As a filmmaker and visual artist, remaking the home allowed him the creative freedom to adapt the house to his style, something that wasn’t possible in his previous East Liberty Victorian home.

“When you are in a Victorian house, you cannot do much because you ruin the whole concept of the house,” he said. There are more possibilities with his new renovation project: “It’s already a space that you can be creative within, not something that was established.”

Andres Tapia-Urzua, 54, sought out a home in Stanton Heights to do a renovation because the property was a blank canvas that allowed him to incorporate modern features that wouldn't work in other neighborhoods with more historic homes. (Photo by Eric Holmberg/PublicSource)

Andres Tapia-Urzua, 54, sought out a home in Stanton Heights to do a renovation because the property was a blank canvas that allowed him to incorporate modern features that wouldn’t work in other neighborhoods with more historic homes. (Photo by Eric Holmberg/PublicSource)

 

There’s even enough room between him and his neighbors in Stanton Heights that he can play electric guitar at 2 a.m. if he wants.
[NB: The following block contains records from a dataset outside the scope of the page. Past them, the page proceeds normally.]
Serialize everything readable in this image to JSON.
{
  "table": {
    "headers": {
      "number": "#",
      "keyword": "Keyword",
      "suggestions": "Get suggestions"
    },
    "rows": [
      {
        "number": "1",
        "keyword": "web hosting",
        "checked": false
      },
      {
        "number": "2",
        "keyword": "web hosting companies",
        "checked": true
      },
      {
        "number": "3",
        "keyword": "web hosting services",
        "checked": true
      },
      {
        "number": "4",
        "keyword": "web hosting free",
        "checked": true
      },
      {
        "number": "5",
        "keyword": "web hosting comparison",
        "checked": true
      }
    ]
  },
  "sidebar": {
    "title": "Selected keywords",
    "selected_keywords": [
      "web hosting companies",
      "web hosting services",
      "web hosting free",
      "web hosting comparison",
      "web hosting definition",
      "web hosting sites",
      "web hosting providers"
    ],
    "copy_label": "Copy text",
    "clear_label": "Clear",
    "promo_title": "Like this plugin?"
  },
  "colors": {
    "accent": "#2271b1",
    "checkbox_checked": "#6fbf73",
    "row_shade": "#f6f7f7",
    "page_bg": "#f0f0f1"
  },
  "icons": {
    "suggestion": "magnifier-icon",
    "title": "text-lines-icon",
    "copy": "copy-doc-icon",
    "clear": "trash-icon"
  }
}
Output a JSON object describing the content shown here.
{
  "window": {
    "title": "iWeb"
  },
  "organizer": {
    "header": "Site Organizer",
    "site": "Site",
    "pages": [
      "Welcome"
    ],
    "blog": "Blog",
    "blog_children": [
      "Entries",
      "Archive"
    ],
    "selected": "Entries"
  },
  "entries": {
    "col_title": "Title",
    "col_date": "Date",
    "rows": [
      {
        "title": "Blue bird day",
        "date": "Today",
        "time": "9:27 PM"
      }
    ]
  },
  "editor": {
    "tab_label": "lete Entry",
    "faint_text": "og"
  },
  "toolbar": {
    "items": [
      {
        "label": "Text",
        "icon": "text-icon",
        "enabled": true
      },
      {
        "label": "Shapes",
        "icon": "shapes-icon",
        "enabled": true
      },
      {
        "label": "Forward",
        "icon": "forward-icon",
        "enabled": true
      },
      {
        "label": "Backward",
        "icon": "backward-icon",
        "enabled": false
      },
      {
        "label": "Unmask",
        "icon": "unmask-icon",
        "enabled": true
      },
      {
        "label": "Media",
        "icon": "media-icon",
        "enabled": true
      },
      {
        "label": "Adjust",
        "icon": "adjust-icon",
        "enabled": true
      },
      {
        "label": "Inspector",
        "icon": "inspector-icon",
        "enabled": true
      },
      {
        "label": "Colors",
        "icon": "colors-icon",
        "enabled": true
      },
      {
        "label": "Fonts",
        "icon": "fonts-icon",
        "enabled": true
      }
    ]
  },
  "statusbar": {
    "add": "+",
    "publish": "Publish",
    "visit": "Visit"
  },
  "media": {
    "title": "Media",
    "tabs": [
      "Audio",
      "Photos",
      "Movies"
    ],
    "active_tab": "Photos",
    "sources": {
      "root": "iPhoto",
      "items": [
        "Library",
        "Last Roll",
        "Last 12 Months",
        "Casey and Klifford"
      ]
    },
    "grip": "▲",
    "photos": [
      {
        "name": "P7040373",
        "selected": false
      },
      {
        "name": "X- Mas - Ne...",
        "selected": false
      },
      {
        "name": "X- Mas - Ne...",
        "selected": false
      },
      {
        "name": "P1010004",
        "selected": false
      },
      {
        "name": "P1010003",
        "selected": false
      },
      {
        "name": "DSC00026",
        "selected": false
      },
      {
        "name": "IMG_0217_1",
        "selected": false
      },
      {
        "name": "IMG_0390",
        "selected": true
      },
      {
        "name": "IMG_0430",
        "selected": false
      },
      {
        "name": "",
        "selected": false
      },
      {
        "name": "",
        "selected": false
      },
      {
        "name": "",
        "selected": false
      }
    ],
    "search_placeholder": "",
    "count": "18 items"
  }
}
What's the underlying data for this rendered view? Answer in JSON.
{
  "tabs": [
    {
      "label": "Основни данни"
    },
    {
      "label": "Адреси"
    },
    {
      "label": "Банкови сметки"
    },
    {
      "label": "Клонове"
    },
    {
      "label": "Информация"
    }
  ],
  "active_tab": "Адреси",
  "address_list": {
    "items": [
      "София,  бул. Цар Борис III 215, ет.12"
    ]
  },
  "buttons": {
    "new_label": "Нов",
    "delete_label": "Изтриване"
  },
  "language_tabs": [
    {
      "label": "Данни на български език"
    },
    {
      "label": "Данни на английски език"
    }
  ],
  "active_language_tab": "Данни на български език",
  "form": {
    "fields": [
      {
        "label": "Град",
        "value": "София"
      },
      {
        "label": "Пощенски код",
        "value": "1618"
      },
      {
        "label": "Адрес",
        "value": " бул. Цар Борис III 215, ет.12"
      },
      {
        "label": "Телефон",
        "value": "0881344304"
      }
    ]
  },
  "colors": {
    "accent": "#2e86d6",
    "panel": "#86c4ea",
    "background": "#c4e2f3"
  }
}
As for Shelton, he made two benches for the backyard, plans to put a pergola in the side yard and has repainted almost every room in the house from “builder’s beige.”

The neighborhood and the house are a big part of their aspirations as a family. For now, Rufus is their “training child” as the couple shores up their financial future.

“Well, it would be nice at some point to adopt a child. We’ve got three bedrooms more or less for that foreseeable future,” Shelton said. “There’s lots of room for them to run around and play and there’s a good school right up the street. I could see us having a nice happy family here.”